Conservative politicians and pundits have increasingly referred to advocates for LGBTQ rights as “groomers,” associating people who oppose laws that restrict drag performances or classroom discussions of gender identity with pedophiles. The charge is an echo of a decades-old trope anti-gay activists have used to paint the community as a threat to the country’s youths, an allegation that some advocates say endangers LGBTQ people. And the intense reaction to the video has scared some attendees, who insist the quip has been taken out of context.

“It’s really scary to us,” said Fussy Lo Mein, a drag performer and activist who was at this year’s march and declined to give their real name because of safety concerns. “It doesn’t represent everybody — it represents that individual. I thought it was a dumb idea, and I started chanting on top of it with alternate verses.”


This seems to be equivalent to the Charlottesville “White Rights” event where “Jews will not replace us” was supposedly chanted. The outgroup only hears “WE ARE A THREAT TO EVERYONE YOU LOVE AND EVERYTHING YOU HOLD SACRED,” while the ingroup appreciates the nuance and gets a bit freaked out at the outgroup seeing only the surface level interpretation.

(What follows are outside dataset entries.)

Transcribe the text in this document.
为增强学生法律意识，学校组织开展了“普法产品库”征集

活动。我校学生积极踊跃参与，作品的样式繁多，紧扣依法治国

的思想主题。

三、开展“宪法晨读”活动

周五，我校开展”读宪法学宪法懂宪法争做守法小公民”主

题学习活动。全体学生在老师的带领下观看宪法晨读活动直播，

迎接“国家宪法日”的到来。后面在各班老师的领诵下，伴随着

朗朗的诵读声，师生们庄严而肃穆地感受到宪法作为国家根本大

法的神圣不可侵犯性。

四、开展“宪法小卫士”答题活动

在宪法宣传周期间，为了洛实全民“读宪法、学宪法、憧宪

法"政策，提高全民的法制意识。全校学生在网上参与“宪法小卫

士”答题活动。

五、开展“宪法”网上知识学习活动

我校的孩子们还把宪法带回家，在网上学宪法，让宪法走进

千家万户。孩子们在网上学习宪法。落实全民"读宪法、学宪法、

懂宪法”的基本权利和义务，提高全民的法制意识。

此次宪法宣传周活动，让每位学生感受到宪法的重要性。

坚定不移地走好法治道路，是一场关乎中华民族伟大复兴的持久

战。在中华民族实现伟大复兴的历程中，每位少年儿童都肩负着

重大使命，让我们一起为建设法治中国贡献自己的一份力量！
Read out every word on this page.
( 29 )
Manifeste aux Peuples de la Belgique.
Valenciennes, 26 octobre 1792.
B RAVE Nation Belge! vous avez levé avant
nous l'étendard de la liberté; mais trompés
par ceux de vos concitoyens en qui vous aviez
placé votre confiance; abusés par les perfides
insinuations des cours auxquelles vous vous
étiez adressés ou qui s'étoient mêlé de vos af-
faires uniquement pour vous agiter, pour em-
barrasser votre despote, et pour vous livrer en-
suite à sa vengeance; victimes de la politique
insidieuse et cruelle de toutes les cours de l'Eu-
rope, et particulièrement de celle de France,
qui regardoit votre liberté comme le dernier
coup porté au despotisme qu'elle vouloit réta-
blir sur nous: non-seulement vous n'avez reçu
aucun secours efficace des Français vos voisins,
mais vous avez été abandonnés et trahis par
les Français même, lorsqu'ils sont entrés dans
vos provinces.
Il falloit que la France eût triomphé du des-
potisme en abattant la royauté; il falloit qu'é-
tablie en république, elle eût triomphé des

Everyone? No. Pedophiles? Sure. Surely you recognize there are matters of degree between abnormal and being turned into a giant spider. I get the impression that many people like this think they're main characters in an anime and are looking to conscript a supporting cast from the general population. I'm only saying what should be obvious, they are not entitled to the affirmation and support of others. We cannot all be main characters with a supporting cast, it doesn't work. If your exploration requires the support of the rest of us then it should at least be pro-social itself and I don't see a giant spider as anything in that direction.